21.03.2004 - 00:00 | Son Güncellenme:
Elif Berköz
Bodrum'un ünlü restoranı Giritli, Ankara'da açılan şubesinin ardından üçüncü restoranıyla artık İstanbul'da. Otelcilik öğrenimi gören ve 1996'da motel kiralamak için Bodrum'a gelen Ayşe Şensılay, Türkbükü'nde gözüne kestirdiği binayı restoran yapmış ve ilk Giritli böylece ortaya çıkmıştı. Şensılay, Giritli bir ailenin çocuğu olduğu için restoranına bu adı vermişti. İstanbul'daki şubesini Armada Oteli'nin sahibi Kasım Zoto'nun teklifi üzerine Ahırkapı'daki 19'uncu yüzyıl yapımı üç katlı eski bir Sultanahmet evinde açan Şensılay, evi gördüğünde büyülendiğini ve teklifi hemen kabul ettiğini söylüyor. Bahçe bölümünü yazın açacaklarını anlatan Şensılay'ın amacı Bodrum'u İstanbul'a taşımak.
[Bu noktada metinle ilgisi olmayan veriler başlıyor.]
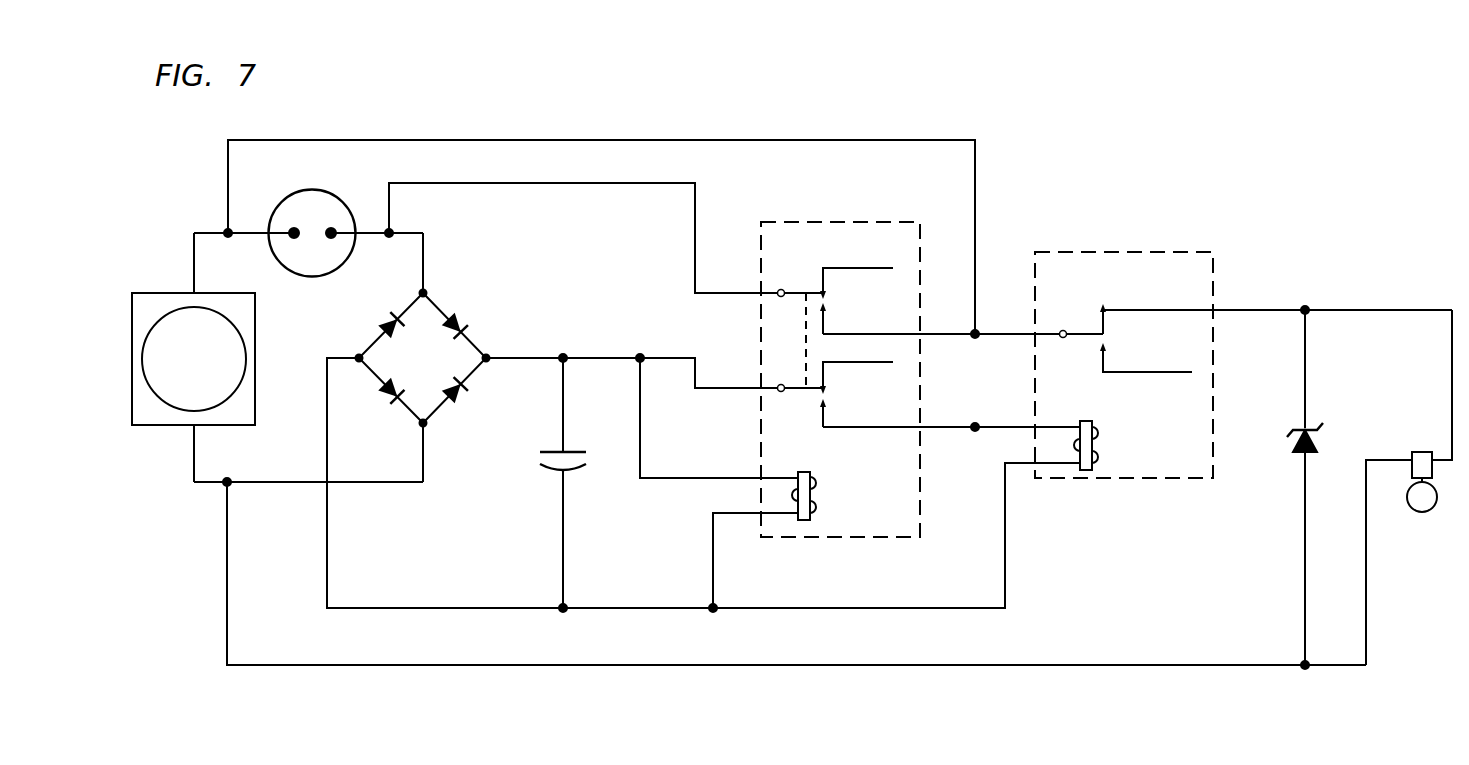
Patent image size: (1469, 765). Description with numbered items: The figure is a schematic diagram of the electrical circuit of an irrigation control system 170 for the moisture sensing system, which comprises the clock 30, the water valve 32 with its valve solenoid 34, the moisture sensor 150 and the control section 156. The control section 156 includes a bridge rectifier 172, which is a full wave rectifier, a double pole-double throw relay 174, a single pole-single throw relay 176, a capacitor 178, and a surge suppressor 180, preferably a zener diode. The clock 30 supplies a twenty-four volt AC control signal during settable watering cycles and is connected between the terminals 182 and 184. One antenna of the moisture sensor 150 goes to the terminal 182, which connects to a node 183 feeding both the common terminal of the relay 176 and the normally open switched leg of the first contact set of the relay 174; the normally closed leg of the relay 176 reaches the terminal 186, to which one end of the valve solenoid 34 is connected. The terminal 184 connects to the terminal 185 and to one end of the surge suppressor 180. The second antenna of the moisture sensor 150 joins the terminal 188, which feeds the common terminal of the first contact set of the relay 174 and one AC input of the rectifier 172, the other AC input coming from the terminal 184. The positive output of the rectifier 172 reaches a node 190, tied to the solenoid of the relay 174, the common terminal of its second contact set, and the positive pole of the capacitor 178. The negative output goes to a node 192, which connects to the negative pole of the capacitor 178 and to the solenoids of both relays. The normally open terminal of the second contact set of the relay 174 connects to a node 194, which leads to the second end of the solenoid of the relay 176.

The clock 30 is at (164, 293).
The water valve 32 is at (1413, 507).
The valve solenoid 34 is at (1413, 452).
The moisture sensor 150 is at (315, 207).
The control section 156 is at (983, 180).
The irrigation control system 170 is at (957, 134).
The bridge rectifier 172 is at (430, 313).
The double pole-double throw relay 174 is at (857, 222).
The single pole-single throw relay 176 is at (1142, 260).
The capacitor 178 is at (544, 459).
The surge suppressor 180 is at (1314, 445).
The terminal 182 is at (228, 236).
The node 183 is at (975, 337).
The terminal 184 is at (228, 480).
The terminal 185 is at (1304, 667).
The terminal 186 is at (1306, 308).
The terminal 188 is at (389, 236).
The node 190 is at (562, 356).
The node 192 is at (562, 612).
The node 194 is at (975, 430).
Giritli'de kullanılan malzemeler farklı farklı yerlerden geliyor. Otlarla yapılan mezeleriyle ünlü mekanın otlarının büyük bölümü İzmir'den gelirken Girit mezesinin içinde bulunan kırma acı yeşil zeytin ve tulum peyniri Bodrum'a yerleşmiş Giritlilerden alınıyor. Zeytinyağlarının bir kısmı Antakya'dan, bir kısmı da Midas ve Bergama'daki köylerden getirtiliyor. Müşterinin çiğ olarak tattığı ve Midas'tan gelen bu yağın Giritli adı altında satışı da yapılıyor. Isırgan, gelincik, labada, ebegümeci gibi 15 çeşidi bulunan otların bir kısmı buharda haşlanıyor, bir kısmı kavruluyor. Bir kısmına sarmısak bir kısmına da limon ekleniyor. Ancak hepsine mutlaka bol bol zeytinyağı konuluyor.
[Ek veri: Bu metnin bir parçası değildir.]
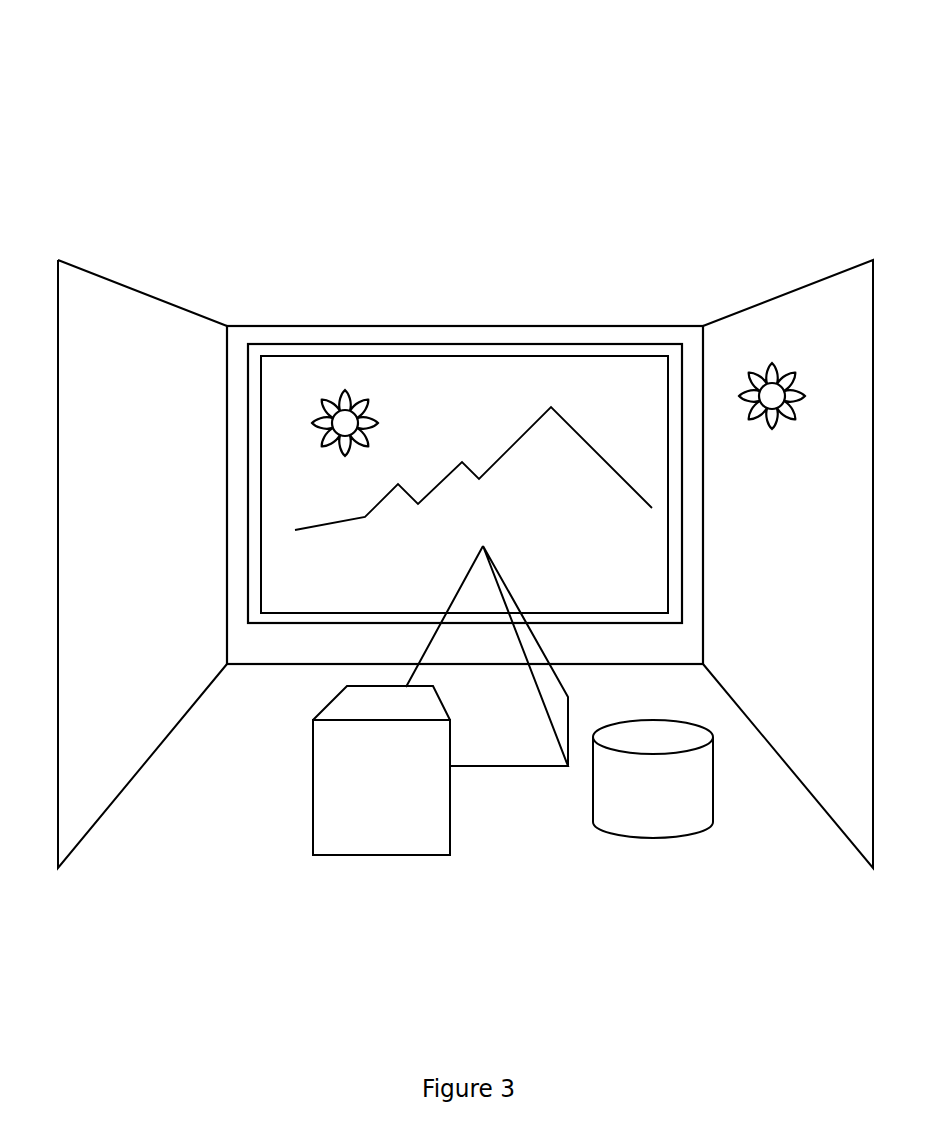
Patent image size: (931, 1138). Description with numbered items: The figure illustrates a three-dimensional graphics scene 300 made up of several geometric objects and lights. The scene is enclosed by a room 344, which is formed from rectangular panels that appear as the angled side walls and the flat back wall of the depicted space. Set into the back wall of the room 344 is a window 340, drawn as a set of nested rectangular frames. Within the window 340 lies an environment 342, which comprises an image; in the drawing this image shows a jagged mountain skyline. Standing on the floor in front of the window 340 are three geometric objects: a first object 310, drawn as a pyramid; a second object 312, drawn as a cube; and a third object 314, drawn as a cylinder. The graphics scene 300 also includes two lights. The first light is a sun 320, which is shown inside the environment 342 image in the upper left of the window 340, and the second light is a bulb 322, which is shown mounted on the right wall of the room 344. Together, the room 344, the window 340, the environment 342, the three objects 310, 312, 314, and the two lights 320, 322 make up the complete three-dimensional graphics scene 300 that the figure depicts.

The three-dimensional graphics scene 300 is at (753, 107).
The object 1 310 is at (517, 767).
The object 2 312 is at (340, 855).
The object 3 314 is at (673, 840).
The sun 320 is at (323, 400).
The bulb 322 is at (765, 365).
The window 340 is at (427, 344).
The environment 342 is at (600, 357).
The room 344 is at (123, 285).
Şensılay birbirine yakışan otları bir araya getirdiğini ve acı olanları tatlı olanlarla hafiflettiğini söylüyor. Mekanın özel yemeklerinden biri de malzemesi çiğden konulan ve içine fesleğen, nane gibi kokulu otların eklendiği soğan dolması. Bahar sonunda soğan dolmasının yerini kabak çiçeği dolması alıyor.
Şensılay yemeklerden bahsederken "Püre kıvamındaki favamızın sirkesi, zeytinyağı ve şekeri bol. Patlıcanlarımız mangal ateşine gömülüp közleniyor. Ufak patlıcanların tavada kızartıldığı köpoğlu mancasının üstüne süzme yoğurt ve domates sosu döküyoruz" diyor.
"Yemek kitaplarını roman okur gibi okurum"
Giritli'de uskumru çiroz ve torik lakerda da var. Küçük salatalıklarla yapılan Ege turşusu ise domatesli sosla hazırlanıyor. Küçük şeritler halinde doğranan levrekler kokulu otlar ve zeytinyağı ile servis ediliyor. Ahtapot ızgara bütün halinde şarapta pişirilirken kalamarlar Bodrum'dan geliyor.
Buranın en ünlü mezelerinden biri de tarama. Tarama güveçte yavaş yavaş elle eziliyor. En önemli özelliği de içine mayonez, krema veya patates gibi hiçbir katkı malzemesi eklenmemesi. Elmalı ve tarçınlı parmak börek ve pekmezli un helvası yemeğin üstüne iyi gidiyor. Şensılay restoranın en sevilen yemeklerini pancar turşusu, otlu mezeler, tarama ve lakerda olarak sıralıyor. Mekanın hem sahibi hem de mutfak şefi olan Şensılay bir yandan da çalışanlarını yetiştiriyor. Yeme içmeye çok meraklı olduğunu anlatan Şensılay "Yemek kitaplarını roman okur gibi okurum, sürekli yemek programları izlerim" diyor. "Soğan doğramanın bile farklı bir şeklini görmek beni mutlu eder."
Her gün saat 12.30'da açılan restoran son müşteri gidene kadar hizmet veriyor. Yunan müziği ve Girit havalarının çalındığı mekanın kapasitesi 65 kişi. Şensılay 20 yaşında da 97 yaşında da müşterisi olduğunu anlatıyor. Giritli'de sadece fiks mönü veriliyor. Kişi başı limitsiz yerli içkinin de dahil olduğu fiks mönünün fiyatı 40 milyon lira.